Plasticity and functional recovery of the brain after trauma
Cards (17)
- Plasticity = describes the brain's tendency to change and adapt as a result of experience and new learning
- Functional recovery = a form of plasticity. Following damage through trauma, the brain's ability to redistribute or transfer functions usually performed by a damaged area to other undamaged areas.
- As we age, rarely used connections are deleted and frequently used connections are strengthened (synaptic pruning).
- The brain would appear to be 'plastic' in the sense that it has the ability to change throughout life.
- During infancy, the brain experiences a rapid growth in the number of synaptic connections it has, peaking at approximately 15,000 at age 2-3 years. This is about twice as many as there are in the adult brain.
- Recent research suggests that at any time in life existing neural connections can change, or new neural connections can be formed, as a result of learning and experience (plasticity).
- It was originally thought that such changes were restricted to the developing brain within childhood, and that the adult brain, having moved beyond a critical period, would remain fixed and static in terms of function and structure.
- Maguire et al. studied the brains of London taxi drivers and found significantly more volume of grey matter in the posterior hippocampus than in a matched control group.

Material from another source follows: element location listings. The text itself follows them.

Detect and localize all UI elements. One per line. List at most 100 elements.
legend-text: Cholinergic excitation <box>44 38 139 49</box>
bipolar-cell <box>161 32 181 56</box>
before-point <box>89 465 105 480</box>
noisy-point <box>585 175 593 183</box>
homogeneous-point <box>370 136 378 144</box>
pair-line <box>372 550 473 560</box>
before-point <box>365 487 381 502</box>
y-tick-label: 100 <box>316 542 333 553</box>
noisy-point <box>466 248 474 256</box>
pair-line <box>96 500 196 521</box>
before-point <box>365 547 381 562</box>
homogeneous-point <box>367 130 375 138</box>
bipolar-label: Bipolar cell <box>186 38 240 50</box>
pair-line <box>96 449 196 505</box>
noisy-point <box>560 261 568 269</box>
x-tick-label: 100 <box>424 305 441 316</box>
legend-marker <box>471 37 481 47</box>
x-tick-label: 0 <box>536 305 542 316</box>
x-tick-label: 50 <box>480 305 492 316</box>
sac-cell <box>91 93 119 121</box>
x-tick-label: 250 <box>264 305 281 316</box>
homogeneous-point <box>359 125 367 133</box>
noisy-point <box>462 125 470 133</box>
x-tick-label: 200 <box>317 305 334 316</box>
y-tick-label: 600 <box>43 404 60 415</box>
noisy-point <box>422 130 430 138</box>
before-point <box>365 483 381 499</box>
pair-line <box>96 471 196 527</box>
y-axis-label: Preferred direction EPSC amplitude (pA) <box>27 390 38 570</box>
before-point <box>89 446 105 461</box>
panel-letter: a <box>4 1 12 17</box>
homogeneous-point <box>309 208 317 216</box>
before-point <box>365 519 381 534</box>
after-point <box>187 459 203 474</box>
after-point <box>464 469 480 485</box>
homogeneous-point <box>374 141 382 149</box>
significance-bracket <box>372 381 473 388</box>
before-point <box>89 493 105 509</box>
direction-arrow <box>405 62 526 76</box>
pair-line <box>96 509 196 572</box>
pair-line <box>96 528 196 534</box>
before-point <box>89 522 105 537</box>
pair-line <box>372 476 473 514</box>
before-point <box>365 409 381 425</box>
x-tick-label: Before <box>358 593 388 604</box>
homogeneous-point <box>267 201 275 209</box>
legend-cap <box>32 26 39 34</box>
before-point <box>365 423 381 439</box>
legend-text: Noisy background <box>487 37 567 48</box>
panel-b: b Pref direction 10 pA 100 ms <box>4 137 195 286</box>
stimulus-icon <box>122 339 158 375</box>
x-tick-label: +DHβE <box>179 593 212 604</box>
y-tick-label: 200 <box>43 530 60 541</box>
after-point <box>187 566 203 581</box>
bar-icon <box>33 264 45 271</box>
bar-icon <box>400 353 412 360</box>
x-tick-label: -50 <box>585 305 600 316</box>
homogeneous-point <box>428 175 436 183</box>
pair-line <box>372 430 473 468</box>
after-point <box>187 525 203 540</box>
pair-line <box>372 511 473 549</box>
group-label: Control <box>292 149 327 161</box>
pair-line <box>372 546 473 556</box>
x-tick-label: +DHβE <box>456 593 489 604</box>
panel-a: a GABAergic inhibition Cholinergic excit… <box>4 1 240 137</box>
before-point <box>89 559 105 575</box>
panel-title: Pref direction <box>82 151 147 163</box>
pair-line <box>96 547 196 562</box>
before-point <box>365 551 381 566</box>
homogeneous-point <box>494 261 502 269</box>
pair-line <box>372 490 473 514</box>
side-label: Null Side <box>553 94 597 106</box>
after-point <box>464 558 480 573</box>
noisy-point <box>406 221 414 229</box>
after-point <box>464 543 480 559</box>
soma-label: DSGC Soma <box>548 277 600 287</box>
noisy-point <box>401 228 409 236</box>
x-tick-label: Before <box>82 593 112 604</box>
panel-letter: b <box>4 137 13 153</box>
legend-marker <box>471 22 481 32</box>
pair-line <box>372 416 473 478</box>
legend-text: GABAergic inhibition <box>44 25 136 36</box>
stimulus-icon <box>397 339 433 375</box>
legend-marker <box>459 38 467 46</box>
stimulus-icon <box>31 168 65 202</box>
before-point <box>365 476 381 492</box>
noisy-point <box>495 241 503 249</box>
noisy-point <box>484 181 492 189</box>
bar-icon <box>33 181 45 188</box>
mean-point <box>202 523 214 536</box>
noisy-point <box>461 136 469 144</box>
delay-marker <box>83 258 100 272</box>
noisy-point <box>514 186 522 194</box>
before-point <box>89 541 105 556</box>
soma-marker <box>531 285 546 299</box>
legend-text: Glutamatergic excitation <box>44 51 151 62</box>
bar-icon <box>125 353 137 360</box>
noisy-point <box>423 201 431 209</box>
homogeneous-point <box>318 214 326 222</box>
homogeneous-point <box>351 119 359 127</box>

This part of the brain is associated with development of spatial and navigational skills. London cabbies must take a complex test which assesses their ability to recall the city streets and possible routes. It appears that the result of this learning experience is to alter the structure of the taxi drivers' brains. The longer they had been in the job, the more pronounced the structural difference.
- Draganski et al. imaged the brains of medical students three months before and after their final exams. Learning-induced changes were seen to have occurred in the posterior hippocampus and the parietal cortex presumably as a result of the exam.
- Mechelli et al. found a larger parietal cortex in the brains of people who were bilingual compared to matched monolingual controls.
- Following physical injury, unaffected areas of the brain are often able to adapt and compensate for those areas that are damaged. The functional recovery that may occur in the brain after trauma is another example of neural plasticity. Neuroscientists suggest that this process can occur quickly after trauma and then slow down after several weeks or months.
- The brain is able to rewire and reorganise itself by forming new synaptic connections close to the area of damage. Secondary neural pathways that would not typically be used to carry out certain functions are activated to enable functioning to continue, often in the same way as before.
- Axonal sprouting = the growth of new nerve endings which connect with other undamaged nerve cells to form new neuronal pathways
- Understanding the processes involved in plasticity has contributed to the field of neurorehabilitation. Following illness or injury to the brain, spontaneous recovery tends to slow down after a number of weeks so forms of physical therapy may be required to maintain improvements in functioning (e.g. movement therapy and electrical stimulation). This shows that, although the brain may have the capacity to 'fix itself' to a point, this process requires further intervention if it is to be completely successful.
- The brain's ability to rewire itself can sometimes have maladaptive behavioural consequences. Prolonged drug use has been shown to result in poorer cognitive functioning as well as an increased risk of dementia later in life. Also, 60-80% of amputees have been known to develop phantom limb syndrome (the continued experience of sensations in the missing limb). Theses sensations are usually unpleasant, painful and thought to be due to cortical reorganisation in the somatosensory cortex that occurs as a result of limb loss.
- Functional plasticity tends to reduce with age. The brain has a greater propensity for reorganisation in childhood as it is constantly adapting to new experiences and learning.
- Bezzola et al. demonstrated how 40 hours of golf training produced changes in the neural representation of movement in participants aged 40-60. Using fMRI, the researchers observed reduced motor cortex activity in the novice golfers compared to a control group, suggesting more efficient neural representations after training. This shows that neural plasticity does continue throughout the lifespan.